Эдди кивнула.

«Конечно, – подумала Рэйчел, – ты знаешь о словах всё».

– Она знала, что я приеду той ночью. Если у неё были проблемы, она могла рассказать мне. Может, думала, что не смогу помочь.

– Нет, она так не думала.

– Мне надо было поддерживать связь с ней зимой. Тогда бы я знала. Понимаешь, я даже ей не позвонила.

– А она звонила тебе?

– Нет.

– Тебе известно, что вина – распространенная часть симптомокомплекса, вызванного потерей близкого человека?

– Эдди!

Эдди преподавала английский и театроведение в предуниверситеском колледже[1], но также отвечала там за пастырскую заботу. Она посещала курсы по психотерапии. Механически воспроизводимые ею крупицы знаний о психологии всегда раздражали Рэйчел.

– Знаю, – невозмутимо сказала Эдди. – Психологическая болтовня. Но это не значит, что в этом нет смысла.

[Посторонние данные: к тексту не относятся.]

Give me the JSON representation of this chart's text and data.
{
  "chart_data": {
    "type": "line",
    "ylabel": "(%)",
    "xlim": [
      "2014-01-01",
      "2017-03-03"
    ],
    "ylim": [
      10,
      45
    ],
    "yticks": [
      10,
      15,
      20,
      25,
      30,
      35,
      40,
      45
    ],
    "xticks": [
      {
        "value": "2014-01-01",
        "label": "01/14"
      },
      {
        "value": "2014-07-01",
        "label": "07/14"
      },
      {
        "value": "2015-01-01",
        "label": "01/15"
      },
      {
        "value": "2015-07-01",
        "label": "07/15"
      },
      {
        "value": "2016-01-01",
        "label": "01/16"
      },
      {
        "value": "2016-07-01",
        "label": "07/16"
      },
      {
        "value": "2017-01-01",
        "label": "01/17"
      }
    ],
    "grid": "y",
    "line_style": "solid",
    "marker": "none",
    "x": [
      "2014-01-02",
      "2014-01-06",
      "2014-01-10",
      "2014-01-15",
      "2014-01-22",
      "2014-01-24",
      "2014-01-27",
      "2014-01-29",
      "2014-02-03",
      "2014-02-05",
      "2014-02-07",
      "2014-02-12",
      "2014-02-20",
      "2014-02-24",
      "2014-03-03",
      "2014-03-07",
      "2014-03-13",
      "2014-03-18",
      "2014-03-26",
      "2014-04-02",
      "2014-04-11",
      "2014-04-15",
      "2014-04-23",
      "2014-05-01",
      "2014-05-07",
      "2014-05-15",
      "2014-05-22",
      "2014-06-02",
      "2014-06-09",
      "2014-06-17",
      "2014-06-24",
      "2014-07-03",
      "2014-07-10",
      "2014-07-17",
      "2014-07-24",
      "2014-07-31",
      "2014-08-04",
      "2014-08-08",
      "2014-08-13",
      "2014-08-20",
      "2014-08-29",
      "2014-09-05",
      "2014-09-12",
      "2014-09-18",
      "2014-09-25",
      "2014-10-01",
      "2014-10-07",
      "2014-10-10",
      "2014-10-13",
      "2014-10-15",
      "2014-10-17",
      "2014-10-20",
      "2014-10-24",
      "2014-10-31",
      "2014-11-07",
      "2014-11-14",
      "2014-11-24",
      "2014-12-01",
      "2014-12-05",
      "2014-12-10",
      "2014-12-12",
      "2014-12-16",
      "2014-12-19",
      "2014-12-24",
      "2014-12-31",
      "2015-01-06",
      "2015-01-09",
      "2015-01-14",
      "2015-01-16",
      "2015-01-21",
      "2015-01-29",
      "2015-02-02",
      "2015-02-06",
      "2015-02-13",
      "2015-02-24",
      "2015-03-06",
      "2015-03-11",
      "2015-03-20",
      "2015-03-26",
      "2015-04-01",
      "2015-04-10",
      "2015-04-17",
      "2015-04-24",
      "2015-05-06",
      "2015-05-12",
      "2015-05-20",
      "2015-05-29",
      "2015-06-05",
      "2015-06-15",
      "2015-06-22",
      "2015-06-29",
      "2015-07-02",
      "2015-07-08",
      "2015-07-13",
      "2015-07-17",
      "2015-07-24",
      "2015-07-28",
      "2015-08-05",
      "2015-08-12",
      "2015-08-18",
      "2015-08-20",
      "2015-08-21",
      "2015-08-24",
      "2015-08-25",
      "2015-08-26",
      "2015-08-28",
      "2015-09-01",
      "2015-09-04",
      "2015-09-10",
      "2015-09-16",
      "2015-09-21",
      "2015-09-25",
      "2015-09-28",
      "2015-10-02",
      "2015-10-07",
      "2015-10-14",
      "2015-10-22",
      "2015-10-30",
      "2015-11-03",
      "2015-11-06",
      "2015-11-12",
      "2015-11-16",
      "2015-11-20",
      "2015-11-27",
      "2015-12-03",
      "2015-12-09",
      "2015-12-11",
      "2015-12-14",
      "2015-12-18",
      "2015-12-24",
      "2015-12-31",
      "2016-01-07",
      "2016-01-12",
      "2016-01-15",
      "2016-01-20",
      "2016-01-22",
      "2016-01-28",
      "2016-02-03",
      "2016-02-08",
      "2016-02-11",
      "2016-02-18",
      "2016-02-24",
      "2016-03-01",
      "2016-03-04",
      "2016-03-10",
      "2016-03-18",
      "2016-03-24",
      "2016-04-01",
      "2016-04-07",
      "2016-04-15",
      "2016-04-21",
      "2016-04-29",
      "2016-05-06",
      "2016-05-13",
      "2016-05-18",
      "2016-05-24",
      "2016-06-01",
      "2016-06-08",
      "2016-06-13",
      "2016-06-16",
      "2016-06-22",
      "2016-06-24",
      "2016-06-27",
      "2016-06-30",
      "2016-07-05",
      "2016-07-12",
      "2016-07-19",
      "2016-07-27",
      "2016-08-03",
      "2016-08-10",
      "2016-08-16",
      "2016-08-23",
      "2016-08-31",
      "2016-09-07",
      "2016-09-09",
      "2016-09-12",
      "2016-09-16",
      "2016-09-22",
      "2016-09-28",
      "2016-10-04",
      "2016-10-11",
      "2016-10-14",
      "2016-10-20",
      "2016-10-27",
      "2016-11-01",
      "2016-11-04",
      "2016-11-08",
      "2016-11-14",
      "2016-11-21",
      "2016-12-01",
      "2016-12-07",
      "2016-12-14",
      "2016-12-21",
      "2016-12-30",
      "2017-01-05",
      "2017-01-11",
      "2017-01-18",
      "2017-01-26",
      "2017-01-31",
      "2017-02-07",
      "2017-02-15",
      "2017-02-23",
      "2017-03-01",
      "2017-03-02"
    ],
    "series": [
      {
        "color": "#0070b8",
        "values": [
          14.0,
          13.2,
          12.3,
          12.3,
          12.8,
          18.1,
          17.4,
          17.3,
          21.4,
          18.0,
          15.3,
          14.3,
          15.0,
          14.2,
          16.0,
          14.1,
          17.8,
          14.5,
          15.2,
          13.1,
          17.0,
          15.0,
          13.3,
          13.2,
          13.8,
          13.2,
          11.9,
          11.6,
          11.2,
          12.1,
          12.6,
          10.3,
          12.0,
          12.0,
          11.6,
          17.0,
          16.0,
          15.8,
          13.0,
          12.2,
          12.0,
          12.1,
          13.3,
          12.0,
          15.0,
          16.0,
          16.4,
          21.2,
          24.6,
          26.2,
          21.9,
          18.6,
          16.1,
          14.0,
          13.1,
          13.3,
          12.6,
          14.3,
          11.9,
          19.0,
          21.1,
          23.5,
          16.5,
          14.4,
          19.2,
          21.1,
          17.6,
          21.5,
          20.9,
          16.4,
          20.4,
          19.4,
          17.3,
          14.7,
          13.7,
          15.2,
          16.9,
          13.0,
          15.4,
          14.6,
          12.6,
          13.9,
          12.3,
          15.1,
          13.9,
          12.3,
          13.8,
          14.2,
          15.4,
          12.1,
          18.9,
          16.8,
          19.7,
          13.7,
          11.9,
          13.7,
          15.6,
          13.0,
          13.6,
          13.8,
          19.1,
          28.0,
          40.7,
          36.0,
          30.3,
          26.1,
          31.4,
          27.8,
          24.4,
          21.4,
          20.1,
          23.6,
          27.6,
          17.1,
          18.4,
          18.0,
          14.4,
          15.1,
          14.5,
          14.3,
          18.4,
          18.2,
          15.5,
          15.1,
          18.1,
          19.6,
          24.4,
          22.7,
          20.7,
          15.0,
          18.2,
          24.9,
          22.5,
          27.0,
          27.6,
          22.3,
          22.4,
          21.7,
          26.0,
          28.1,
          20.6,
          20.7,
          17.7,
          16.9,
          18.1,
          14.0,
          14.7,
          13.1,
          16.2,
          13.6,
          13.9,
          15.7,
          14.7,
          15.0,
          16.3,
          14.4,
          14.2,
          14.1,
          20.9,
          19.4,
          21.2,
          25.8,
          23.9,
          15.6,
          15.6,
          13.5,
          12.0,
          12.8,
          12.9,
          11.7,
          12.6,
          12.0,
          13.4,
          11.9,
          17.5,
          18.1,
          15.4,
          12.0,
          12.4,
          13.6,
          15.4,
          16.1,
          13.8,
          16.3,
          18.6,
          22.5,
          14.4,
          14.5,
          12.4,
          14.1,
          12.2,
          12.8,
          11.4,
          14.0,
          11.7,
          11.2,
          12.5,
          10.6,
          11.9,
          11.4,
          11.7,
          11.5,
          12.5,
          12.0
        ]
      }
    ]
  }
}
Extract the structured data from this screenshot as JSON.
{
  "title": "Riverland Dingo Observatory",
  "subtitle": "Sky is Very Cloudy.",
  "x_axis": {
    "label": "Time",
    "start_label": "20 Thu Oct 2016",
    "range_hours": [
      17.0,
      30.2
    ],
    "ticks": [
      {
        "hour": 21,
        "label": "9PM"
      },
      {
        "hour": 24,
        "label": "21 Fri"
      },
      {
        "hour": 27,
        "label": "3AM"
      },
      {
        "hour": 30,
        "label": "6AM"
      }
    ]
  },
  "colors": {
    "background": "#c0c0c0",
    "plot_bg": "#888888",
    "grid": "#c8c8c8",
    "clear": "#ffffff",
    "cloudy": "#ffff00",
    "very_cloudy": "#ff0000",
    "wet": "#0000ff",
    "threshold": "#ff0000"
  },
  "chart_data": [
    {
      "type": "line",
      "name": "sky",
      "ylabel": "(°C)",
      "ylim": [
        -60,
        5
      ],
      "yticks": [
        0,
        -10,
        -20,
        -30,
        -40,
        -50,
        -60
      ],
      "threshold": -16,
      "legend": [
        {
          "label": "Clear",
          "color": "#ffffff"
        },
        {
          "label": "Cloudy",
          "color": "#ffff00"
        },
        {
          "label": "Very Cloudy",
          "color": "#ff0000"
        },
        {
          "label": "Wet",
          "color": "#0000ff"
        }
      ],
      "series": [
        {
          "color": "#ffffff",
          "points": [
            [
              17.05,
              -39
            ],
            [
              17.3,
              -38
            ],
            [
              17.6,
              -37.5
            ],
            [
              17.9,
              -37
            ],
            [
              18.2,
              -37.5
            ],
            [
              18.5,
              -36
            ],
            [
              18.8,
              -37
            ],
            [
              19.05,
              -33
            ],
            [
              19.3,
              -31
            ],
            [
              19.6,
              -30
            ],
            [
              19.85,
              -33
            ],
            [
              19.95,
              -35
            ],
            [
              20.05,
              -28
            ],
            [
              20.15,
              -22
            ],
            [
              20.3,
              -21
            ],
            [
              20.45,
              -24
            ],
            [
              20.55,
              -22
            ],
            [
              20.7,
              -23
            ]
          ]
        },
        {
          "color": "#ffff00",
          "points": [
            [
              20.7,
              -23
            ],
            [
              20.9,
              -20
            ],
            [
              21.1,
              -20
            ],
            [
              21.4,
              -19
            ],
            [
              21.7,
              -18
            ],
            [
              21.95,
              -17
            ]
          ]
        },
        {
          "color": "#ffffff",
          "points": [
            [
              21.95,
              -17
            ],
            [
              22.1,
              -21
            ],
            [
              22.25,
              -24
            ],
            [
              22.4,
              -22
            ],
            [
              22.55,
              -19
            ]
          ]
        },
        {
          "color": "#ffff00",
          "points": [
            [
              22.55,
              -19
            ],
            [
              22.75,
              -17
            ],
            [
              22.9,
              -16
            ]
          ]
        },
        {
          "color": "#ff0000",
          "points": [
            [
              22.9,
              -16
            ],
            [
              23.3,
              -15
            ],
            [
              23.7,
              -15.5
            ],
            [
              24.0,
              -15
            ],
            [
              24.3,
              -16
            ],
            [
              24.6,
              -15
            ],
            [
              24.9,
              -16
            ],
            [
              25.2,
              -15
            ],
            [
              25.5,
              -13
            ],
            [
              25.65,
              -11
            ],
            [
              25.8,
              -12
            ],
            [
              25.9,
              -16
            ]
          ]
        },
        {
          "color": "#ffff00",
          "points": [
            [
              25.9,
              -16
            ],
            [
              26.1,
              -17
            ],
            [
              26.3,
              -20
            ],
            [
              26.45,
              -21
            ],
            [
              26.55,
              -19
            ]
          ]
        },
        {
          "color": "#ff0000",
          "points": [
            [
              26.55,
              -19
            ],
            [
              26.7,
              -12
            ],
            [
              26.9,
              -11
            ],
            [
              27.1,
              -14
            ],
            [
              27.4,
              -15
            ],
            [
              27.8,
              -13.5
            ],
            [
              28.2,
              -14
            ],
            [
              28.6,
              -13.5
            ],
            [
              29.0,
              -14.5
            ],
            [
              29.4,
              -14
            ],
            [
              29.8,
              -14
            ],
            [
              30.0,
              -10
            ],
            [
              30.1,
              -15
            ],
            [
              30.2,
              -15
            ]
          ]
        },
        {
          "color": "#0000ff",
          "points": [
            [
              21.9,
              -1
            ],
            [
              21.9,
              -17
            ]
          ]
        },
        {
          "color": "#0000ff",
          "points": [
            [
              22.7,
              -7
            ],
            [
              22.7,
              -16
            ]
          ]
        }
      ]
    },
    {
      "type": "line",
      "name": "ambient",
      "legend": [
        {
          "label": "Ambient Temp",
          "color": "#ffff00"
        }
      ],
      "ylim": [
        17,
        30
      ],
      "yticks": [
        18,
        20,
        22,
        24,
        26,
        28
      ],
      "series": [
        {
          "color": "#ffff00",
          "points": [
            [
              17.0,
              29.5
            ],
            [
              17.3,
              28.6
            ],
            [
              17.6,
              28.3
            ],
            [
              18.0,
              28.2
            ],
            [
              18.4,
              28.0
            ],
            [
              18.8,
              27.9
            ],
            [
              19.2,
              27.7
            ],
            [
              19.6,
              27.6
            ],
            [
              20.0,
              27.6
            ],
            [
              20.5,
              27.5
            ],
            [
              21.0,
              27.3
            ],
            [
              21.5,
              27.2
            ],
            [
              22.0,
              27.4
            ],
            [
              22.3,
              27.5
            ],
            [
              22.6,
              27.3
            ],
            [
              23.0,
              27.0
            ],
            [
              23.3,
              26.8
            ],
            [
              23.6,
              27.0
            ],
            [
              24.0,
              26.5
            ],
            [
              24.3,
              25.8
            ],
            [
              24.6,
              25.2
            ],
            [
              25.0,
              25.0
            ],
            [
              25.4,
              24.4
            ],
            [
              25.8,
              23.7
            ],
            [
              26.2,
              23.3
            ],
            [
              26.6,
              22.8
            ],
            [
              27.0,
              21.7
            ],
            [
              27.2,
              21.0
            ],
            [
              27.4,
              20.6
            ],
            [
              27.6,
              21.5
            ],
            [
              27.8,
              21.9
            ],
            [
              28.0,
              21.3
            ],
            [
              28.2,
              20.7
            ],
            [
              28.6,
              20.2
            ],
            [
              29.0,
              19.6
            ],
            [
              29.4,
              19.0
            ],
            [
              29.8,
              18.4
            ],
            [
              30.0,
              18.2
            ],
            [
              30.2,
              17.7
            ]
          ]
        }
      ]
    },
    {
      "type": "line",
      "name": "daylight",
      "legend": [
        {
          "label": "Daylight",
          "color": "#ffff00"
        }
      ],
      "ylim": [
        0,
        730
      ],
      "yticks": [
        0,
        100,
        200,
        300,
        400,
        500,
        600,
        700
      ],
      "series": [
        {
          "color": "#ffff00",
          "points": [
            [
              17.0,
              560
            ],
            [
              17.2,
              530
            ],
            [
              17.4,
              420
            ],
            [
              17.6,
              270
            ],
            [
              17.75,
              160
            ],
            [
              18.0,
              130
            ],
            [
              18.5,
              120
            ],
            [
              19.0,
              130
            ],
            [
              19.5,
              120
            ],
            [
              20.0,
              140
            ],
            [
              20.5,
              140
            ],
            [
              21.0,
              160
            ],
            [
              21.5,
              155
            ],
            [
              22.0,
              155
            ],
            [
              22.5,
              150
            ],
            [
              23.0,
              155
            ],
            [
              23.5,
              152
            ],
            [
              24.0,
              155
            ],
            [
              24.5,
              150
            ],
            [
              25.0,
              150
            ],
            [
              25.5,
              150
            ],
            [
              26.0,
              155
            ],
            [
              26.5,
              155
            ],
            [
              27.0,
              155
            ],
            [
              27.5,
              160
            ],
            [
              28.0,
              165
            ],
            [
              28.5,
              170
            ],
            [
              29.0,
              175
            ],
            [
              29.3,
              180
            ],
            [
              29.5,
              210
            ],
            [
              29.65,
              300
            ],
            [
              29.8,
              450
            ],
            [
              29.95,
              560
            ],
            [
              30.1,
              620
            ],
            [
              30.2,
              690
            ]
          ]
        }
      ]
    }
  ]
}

– В самом деле. Мне всё это не нужно.

– Я не совсем понимаю, что тебе нужно.

– Практическая помощь. Надо выяснить, что привело к самоубийству Беллы. Пока я в Блэклоу, сделать это не получится. Кроме того, тут ты сильна. Знаешь, как разговаривать. Слушать. Даже собирать сплетни. Кто-то должен был представлять, почему она решила убить себя.

– А она бы хотела, чтоб ты этим занималась? Звучит как… вторжение в личную жизнь.

– Она спланировала всё так, чтобы её нашла я. Она знала меня. Знала, что я стану задавать вопросы.

– Ну, с чего начнём? – Эдди всегда задавала этот вопрос в те дни, когда они садились вместе на автобус, чтобы отправиться в долгое путешествие в Ньюкасл. Они стояли посреди Хеймаркета, и перед ними расстилалась Нортумберлендская улица, магазины которой кишели народом. Рэйчел всегда нравилось открытое пространство, и, оглушённая, она чувствовала, как подступает паника, но процесс шопинга у Эдди был хорошо организован.

– Итак, с чего начнём? – И она доставала список и планировала день: в «Фарнонс» за школьной формой, в «Бэйнбридж» – за тканью для штор, ланч в студенческом кафе напротив Королевского театра, в «Маркс энд Спенсер» за трусами и носками и назад в Хеймаркет на трехчасовой автобус.

Рэйчел, как и раньше, почувствовала себя спокойнее после этих слов.

– Думаю, с похорон.

– Кто ими занимается?

– Невилл, сын Даги. Надо было сообщить им о случившемся, хотя это мне не сразу пришло в голову. Никогда не думала, что у него есть какая-то связь с Беллой. Она почти не упоминала о нём. Но, конечно, он должен был узнать о Даги и о том, что теперь надо присматривать за фермой. Овцы только начали ягниться…

– И он взял на себя ответственность за похороны.

– Да, сказал, что готов это сделать. Я спросила, не будет ли он против, если я помещу объявление в «Газетт». К ней хорошо относились другие местные фермеры. Кто-то из друзей семьи может увидеть и прийти. – Она повернулась к Эдди. – Всё это время я, по сути, ничего не знала о ней. Не знаю, живы ли её родители, есть ли у неё братья и сёстры, даже где она родилась. Мы постоянно говорили обо мне, а о её жизни – только если про Даги или ферму. Невилл спросил, есть ли у неё родственники, которых надо известить, и я не смогла ответить.

– Даги не может помочь?

– Никогда не знала, что там на самом деле с Даги. Белла болтала с ним абсолютно так же, как и до инсульта, но иногда мне казалось, что она обманывала себя, думая, что он всё понимает. На простые вопросы он отвечал, это да. «Хочешь пить?» «Мне открыть окно?» Но кроме этого? – Она пожала плечами. – И, возможно, она и ему толком никогда не рассказывала о своём прошлом. Он так сильно её любил, что ему было всё равно.